Wall Street rallied Tuesday on increased confidence that Hillary Clinton will win the White House. At a Clinton phone bank just a block away from the New York Stock Exchange, the mood was much more cautious.
"I'm trepidatiously positive," said a volunteer named James, a 41-year-old Brooklynite sending text messages to voters in Florida. He had wanted to go to Philadelphia for the day to help get out the vote there but the buses from New York were full. "I wanted to do something to somehow be of assistance, because I think Donald Trump actually represents an existential threat to the union," he said.
Cindy Cogdill, a 54-year-old academic adviser at Columbia University, also sat tapping away at a phone sending text messages. She volunteered over the weekend and on Tuesday had been at the texting center since 9:00 a.m. She said anxiety was what brought her out for the day.

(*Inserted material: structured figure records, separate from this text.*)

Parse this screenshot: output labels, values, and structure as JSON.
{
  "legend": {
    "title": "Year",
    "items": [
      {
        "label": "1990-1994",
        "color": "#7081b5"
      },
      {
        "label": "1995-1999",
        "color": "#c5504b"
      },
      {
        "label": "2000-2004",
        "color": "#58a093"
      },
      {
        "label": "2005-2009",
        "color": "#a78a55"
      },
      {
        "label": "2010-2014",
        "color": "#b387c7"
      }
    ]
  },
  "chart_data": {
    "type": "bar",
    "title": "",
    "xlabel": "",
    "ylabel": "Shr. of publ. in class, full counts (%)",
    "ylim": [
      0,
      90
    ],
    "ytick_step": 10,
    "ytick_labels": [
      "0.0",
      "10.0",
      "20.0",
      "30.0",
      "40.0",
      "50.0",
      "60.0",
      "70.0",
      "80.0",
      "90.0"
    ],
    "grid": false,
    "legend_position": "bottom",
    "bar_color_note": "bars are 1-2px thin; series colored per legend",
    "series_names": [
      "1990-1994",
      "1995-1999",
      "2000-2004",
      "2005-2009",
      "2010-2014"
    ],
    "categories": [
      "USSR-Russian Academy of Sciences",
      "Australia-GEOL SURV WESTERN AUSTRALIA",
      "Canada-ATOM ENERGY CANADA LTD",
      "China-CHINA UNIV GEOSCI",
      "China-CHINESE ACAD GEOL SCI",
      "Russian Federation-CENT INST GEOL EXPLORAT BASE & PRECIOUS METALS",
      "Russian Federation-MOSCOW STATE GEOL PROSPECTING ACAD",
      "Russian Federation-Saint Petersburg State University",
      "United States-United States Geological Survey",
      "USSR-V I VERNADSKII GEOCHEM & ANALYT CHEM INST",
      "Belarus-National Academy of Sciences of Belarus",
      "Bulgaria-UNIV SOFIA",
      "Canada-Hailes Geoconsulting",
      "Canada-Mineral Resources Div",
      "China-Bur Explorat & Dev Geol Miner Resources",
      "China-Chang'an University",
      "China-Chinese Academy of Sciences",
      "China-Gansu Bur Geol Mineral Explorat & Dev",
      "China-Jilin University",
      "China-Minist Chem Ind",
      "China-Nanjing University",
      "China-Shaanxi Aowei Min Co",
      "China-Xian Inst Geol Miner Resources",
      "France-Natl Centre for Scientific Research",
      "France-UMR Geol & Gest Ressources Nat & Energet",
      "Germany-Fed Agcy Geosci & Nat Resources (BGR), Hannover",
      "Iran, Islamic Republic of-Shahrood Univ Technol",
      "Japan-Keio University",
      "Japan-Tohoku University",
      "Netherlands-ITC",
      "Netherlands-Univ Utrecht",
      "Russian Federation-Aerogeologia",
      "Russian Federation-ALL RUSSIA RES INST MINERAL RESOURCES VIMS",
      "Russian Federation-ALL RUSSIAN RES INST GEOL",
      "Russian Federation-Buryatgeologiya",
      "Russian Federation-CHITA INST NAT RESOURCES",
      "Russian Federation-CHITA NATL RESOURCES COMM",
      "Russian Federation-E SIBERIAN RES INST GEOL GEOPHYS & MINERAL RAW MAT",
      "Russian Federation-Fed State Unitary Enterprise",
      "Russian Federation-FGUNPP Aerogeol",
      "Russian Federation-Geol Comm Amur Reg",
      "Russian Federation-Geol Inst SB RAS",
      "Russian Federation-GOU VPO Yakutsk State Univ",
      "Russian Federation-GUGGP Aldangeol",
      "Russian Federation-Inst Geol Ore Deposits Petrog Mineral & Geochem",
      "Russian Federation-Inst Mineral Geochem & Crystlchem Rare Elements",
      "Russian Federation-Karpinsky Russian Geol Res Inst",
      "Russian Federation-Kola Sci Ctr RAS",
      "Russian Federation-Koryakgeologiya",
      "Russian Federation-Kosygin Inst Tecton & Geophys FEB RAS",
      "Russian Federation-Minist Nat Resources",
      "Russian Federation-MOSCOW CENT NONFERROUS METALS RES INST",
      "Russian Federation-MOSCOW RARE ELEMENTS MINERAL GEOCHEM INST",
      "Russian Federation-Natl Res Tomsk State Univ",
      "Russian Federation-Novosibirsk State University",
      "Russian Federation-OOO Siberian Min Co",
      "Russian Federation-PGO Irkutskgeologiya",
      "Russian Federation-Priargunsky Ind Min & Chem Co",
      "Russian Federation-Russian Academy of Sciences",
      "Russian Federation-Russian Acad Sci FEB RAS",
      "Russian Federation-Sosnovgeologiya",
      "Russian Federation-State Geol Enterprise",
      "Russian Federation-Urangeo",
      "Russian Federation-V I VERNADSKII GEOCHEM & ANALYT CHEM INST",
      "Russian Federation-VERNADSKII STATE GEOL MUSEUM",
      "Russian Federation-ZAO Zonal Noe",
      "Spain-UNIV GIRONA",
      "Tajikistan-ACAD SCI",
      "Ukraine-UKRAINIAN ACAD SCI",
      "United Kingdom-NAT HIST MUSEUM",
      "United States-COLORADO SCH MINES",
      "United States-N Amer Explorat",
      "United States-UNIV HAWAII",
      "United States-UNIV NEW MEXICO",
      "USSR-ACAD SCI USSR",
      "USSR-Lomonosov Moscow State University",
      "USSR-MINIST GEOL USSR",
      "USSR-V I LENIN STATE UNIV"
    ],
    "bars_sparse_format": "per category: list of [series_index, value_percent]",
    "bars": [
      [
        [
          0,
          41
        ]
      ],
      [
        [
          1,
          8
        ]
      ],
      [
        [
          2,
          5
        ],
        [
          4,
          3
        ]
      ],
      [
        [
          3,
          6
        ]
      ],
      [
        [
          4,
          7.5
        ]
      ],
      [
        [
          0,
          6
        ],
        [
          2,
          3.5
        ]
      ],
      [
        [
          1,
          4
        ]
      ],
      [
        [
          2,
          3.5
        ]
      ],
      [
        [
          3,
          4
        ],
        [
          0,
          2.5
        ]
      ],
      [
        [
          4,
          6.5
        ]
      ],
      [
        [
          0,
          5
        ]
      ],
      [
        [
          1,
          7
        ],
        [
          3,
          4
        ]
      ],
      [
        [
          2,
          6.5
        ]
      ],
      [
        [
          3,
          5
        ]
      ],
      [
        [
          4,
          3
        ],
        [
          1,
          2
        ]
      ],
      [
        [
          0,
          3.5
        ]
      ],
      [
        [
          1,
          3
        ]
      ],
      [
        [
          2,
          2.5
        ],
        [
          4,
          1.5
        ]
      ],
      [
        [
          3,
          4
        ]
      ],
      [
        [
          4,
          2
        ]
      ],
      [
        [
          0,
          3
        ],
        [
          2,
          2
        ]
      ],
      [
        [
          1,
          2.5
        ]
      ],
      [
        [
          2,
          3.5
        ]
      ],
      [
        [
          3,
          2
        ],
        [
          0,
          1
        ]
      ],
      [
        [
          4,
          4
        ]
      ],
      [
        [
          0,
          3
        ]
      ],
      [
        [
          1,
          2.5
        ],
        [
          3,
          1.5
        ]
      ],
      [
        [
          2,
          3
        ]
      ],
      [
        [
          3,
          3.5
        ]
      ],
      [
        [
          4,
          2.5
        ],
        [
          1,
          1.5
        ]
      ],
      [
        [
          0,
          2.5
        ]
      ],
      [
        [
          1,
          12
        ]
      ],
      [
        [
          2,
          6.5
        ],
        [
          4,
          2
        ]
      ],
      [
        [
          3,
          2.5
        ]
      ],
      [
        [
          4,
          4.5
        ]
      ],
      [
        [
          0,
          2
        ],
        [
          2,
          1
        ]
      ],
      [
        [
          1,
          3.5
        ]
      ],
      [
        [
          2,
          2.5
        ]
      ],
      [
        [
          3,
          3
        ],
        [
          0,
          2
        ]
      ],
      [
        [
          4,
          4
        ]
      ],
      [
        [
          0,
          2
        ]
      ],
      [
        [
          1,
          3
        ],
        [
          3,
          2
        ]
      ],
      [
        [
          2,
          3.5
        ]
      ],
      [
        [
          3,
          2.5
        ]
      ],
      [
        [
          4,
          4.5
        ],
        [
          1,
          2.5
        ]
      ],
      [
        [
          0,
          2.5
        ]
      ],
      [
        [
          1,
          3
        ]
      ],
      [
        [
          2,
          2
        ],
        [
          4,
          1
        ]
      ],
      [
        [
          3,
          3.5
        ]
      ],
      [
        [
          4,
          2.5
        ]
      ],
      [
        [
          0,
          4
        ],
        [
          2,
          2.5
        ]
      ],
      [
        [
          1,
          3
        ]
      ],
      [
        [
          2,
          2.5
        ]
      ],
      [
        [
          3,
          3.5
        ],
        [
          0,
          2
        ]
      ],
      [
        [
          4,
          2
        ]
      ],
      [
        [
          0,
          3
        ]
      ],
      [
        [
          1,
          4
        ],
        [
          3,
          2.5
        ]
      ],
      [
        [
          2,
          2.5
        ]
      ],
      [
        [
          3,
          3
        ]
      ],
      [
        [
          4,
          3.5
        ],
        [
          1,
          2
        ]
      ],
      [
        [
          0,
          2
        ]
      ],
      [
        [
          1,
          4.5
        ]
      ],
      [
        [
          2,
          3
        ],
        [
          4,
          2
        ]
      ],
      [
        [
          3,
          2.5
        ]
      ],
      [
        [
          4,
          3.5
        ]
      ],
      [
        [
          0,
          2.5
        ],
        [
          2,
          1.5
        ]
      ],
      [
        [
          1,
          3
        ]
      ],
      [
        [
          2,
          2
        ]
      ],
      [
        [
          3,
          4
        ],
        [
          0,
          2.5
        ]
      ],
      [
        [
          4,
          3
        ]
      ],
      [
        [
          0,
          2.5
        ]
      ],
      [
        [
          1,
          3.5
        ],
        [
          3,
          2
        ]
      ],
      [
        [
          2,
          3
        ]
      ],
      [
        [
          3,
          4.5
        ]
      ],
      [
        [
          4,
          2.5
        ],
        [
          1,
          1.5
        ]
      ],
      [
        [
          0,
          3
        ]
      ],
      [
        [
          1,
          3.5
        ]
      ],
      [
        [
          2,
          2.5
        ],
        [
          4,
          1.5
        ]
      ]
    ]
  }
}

"It's better to be here doing something productive for the cause, because I would be really upset with myself if I had not helped out," she said.
Over 500 volunteers are expected to filter in and out of the Clinton campaign's Manhattan field office extension in downtown Manhattan Tuesday. This afternoon they sat huddled at tables, making phone calls and sending text messages from a large room in an inconspicuous building just steps away from the famed Wall Street Charging Bull.
Ken Salazar, secretary of the interior under the Obama administration from 2009 to 2013, stopped by to thank the supporters for their work. He said he was in Colorado yesterday and assured the group the Centennial State would go blue. He recalled the 2000 race between George W. Bush and Al Gore in 2000 in Florida.